At equilibrium, the system's properties, such as concentration, color, and pressure, will appear static because the forward and reverse reactions are in perfect sync. However, this doesn't mean the reactions have ceased; they are ongoing but in exact opposition, creating a dynamic but stable system.

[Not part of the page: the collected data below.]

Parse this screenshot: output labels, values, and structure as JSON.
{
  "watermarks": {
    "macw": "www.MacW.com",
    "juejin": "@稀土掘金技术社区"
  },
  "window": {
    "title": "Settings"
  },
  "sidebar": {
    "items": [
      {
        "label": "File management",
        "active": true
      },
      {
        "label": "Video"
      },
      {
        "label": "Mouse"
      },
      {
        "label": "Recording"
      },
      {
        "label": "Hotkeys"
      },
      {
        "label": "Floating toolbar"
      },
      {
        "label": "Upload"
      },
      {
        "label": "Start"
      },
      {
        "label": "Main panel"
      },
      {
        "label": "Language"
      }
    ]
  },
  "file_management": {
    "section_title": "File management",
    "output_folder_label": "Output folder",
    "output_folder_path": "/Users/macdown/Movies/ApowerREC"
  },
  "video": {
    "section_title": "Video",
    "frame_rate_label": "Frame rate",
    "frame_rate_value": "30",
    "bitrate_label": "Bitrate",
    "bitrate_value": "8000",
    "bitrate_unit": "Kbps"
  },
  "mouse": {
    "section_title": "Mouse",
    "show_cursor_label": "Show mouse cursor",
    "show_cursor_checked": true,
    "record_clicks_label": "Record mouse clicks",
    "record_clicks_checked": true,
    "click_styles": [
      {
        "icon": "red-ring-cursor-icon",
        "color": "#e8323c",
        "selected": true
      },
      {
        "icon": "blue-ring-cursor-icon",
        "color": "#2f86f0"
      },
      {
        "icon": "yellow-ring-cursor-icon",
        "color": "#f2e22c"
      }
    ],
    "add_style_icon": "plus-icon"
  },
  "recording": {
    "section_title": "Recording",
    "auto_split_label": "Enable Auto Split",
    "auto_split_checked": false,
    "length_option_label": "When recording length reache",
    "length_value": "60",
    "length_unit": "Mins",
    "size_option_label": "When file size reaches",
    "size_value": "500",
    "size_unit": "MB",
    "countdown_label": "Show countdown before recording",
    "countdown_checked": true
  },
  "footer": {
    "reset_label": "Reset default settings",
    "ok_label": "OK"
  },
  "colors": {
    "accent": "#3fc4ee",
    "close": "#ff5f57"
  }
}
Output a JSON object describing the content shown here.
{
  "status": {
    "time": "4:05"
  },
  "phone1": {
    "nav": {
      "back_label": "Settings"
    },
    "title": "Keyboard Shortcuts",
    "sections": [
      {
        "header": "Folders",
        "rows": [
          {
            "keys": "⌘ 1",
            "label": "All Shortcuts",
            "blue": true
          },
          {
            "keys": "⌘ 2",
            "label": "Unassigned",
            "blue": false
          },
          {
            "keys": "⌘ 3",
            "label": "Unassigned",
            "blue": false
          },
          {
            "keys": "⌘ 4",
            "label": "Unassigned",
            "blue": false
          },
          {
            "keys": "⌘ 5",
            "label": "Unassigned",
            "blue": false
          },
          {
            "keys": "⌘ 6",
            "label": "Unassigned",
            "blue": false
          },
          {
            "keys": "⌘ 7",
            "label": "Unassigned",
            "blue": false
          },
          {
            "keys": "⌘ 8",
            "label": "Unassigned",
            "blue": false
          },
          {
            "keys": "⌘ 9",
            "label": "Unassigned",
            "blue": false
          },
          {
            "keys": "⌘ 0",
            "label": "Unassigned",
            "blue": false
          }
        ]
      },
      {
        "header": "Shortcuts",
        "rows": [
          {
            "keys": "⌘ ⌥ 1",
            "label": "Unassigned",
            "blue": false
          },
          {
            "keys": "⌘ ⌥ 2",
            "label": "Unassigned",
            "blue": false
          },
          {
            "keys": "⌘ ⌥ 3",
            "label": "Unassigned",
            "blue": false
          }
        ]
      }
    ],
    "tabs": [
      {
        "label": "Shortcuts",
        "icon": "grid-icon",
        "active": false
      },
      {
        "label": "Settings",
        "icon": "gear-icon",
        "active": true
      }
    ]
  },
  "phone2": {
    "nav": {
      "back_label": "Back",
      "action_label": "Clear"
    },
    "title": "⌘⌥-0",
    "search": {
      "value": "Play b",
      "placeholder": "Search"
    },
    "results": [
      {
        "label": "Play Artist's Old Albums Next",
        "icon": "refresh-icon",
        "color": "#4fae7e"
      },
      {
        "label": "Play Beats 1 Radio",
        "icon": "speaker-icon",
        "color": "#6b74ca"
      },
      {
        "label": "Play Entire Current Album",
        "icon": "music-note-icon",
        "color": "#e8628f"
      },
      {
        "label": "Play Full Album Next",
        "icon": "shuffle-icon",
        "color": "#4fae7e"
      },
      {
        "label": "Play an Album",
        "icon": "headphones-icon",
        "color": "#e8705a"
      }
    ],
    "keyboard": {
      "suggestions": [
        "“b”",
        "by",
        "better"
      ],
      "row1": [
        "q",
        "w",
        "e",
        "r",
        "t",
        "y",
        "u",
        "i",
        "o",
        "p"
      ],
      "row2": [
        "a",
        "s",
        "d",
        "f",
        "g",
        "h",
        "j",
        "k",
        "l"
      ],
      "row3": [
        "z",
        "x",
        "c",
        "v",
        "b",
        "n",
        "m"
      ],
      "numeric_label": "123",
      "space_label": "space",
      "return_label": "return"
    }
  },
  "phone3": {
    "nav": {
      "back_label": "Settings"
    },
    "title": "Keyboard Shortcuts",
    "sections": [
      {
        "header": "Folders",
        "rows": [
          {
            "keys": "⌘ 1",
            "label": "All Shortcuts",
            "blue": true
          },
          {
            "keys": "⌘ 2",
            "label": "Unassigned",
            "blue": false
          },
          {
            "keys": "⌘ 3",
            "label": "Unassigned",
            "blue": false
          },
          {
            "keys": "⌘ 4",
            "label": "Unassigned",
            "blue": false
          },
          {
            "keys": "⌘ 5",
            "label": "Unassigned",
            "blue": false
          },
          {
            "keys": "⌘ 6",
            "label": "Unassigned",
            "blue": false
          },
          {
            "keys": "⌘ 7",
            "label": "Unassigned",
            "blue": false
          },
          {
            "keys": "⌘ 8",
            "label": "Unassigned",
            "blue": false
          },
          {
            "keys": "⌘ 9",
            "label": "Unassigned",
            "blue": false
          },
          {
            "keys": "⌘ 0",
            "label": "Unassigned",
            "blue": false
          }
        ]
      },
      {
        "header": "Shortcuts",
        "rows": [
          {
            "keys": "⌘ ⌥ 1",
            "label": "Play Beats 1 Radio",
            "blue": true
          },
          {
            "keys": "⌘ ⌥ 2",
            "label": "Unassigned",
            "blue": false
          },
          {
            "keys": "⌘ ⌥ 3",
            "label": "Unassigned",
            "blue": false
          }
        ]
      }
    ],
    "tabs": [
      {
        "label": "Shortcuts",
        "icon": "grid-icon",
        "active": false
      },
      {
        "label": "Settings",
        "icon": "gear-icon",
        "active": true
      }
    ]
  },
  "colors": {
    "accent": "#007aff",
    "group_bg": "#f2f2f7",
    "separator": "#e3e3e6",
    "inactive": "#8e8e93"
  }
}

The reaction quotient (Q) is a measure that tells us how far a reaction has processed toward equilibrium at a given moment. The formula for Q is based on the concentrations of the chemical species involved in the reaction at non-equilibrium conditions. For a general reaction given as \(aA + bB \rightarrow cC + dD\), the reaction quotient \(Q\) is defined as \(Q = \frac{[C]^c[D]^d}{[A]^a[B]^b}\), where the concentrations are those at the specific moment being assessed, not necessarily at equilibrium.

By calculating Q and comparing it to the equilibrium constant (Kc), we can predict the direction in which the reaction will proceed to reach equilibrium. If \(Q < K_c\), the reaction will proceed in the forward direction, forming more products. Conversely, if \(Q > K_c\), the system will shift to form more reactants.

Gibbs free energy (\(\Delta G\)) is a thermodynamic quantity that helps us understand whether a reaction will occur spontaneously at constant pressure and temperature. It's defined as the energy difference between the enthalpy of a system and the product of its entropy and temperature (\(\Delta G = \Delta H - T\Delta S\)).

A negative \(\Delta G\) value indicates the reaction occurs spontaneously, producing more products, while a positive value suggests the reaction is non-spontaneous and favors the formation of reactants. At equilibrium, \(\Delta G\) is zero, signifying there's no free energy change, as the system is in its most stable state. By understanding \(\Delta G\), we gain insight into the energetic favorability of a chemical process and its potential to do work.

The equilibrium constant (Kc) reflects the relative quantities of reactants and products at chemical equilibrium. Unlike Q, which applies at any moment, Kc specifically addresses the state where the reaction is balanced. Given for a reaction of the form \(aA + bB \rightarrow cC + dD\), Kc appears as \(K_c = \frac{[C]^c[D]^d}{[A]^a[B]^b}\), where the concentrations are those at equilibrium.

Kc is a constant at a given temperature, meaning it's independent of initial concentrations. It provides valuable insight into the reaction's nature; a large Kc implies a product-favored reaction, while a small Kc indicates a reactant-favored reaction. In our exercise, a Kc of 54 at 700K suggests the formation of products is favored over reactants at equilibrium for the specific reaction.